The path to winning an election looks like it is paved with campaign signs, handshakes, passionate speeches and candidates’ smiles. But the people who know how to get candidates elected will tell you that winning translates into identifying the voters most likely to cast a vote for a candidate and then devising a plan to get those people to the polls.
It’s that simple — and it’s also enormously complicated, and strategists in Lynn as well as Peabody, Revere and Salem are trying to find ways to win in September and November.
Let’s take a look at Lynn’s voter registration landscape. Newly-released U.S. Census information is helpful in this effort. No one who lives in Lynn is surprised to learn white Americans as a local population segment declined in the city between 2010 and 2020, while the Latino population increased. Whites represent 34 percent of Lynn’s 101,000 population and Hispanics represent 44 percent.
City election department registration numbers list 55,428 registered voters, including 3,180 listed as “inactive” in terms of voter participation. Compare that registration total to 54,000 Lynn voters registered to cast ballots in the 2020 presidential election and 52,000 registered to vote in the September 2019 preliminary election.
Ten years ago, the city had 46,027 registered voters. Since then, that number has increased along with the city’s population.
Ward 1 has traditionally been a vote-gathering mecca for Lynn candidates. In 2011, the city’s other six wards didn’t come close to matching Ward 1’s 8,923 registered voters. Today, Ward 1 dominates the 2021 registration count with 9,832 voters. Ward 7 is also a historically-reliable voter treasure trove with 8,564 registered voters. But Ward 3 is giving Ward 7 a run for its money with 8,513 voters.
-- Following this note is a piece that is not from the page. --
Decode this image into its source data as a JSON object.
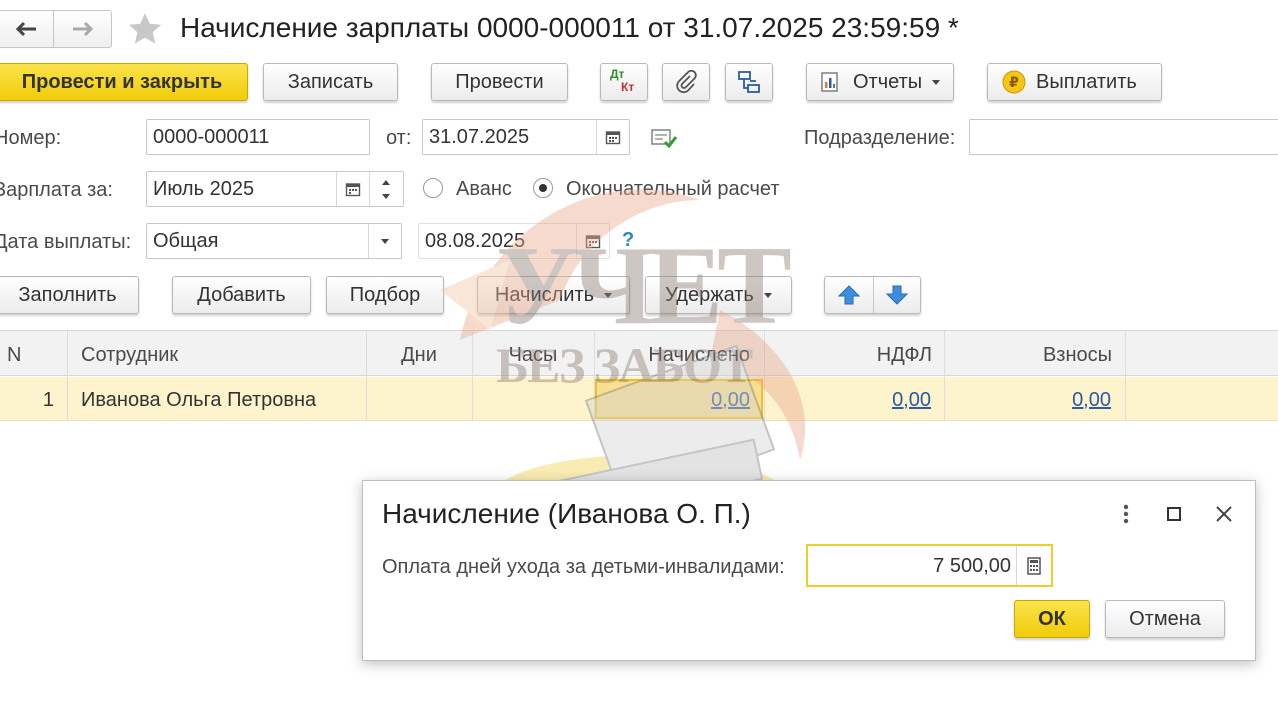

Ward 2’s Precinct 1, spanning neighborhoods between Western Avenue and Verona Street, continues to dominate the ward in terms of voter registration with 2,557 voters — just as it did in 2011, when 2/1 tallied 2,336 voters.
Voting totals in those wards translate into homeowners and taxpayers who are primed to go to the polls. But what about the city’s other wards, where single-family home neighborhoods border multi-family neighborhoods, like Wards 5 and 6?
Ward 5 Precinct 1 between Western Avenue and Boston Street with a portion of Pine Hill and Ward 5 Precinct 3, with neighborhoods along Franklin Street, each saw more than 40 percent registration increases over 10 years.
Ward 6 Precinct 3 was the ward’s third-smallest precinct in 2011 in terms of registered voters. Today, it is the largest precinct in the ward with 1,734 voters who live south of the Common and on side streets off Summer Street.
Wards 5 and 6 saw hard-fought ward council campaigns during the last two municipal elections. Not so this year. Conversely, Wards 2, 3 and 4 are campaign battlegrounds in 2021. There are no ward council races in 1 and 7.
Campaign strategists are going to analyze shifts in voter registration and ask, “Where are the reliable voters who can be counted on to go to the polls?”
With fewer than 3 percent of its registered voters counted as inactive, Ward 1 is a goldmine of reliable voters. Wards 4, 5 and 6 — with more than 5 percent of total registrations classified as inactive — aren’t as reliable.
Lynn hit historic demographic benchmarks twice this year by topping the 100,000-resident mark and with the Census confirming the largest demographic group is Spanish speakers.
The strategists who propel candidates to victory in Lynn, as well as Revere, Peabody and Salem on Sept. 14 and in the November final elections will analyze voter registration shifts and factor in changing demographics to target residents with campaign messages and formulate a strategy for getting voters to the polls.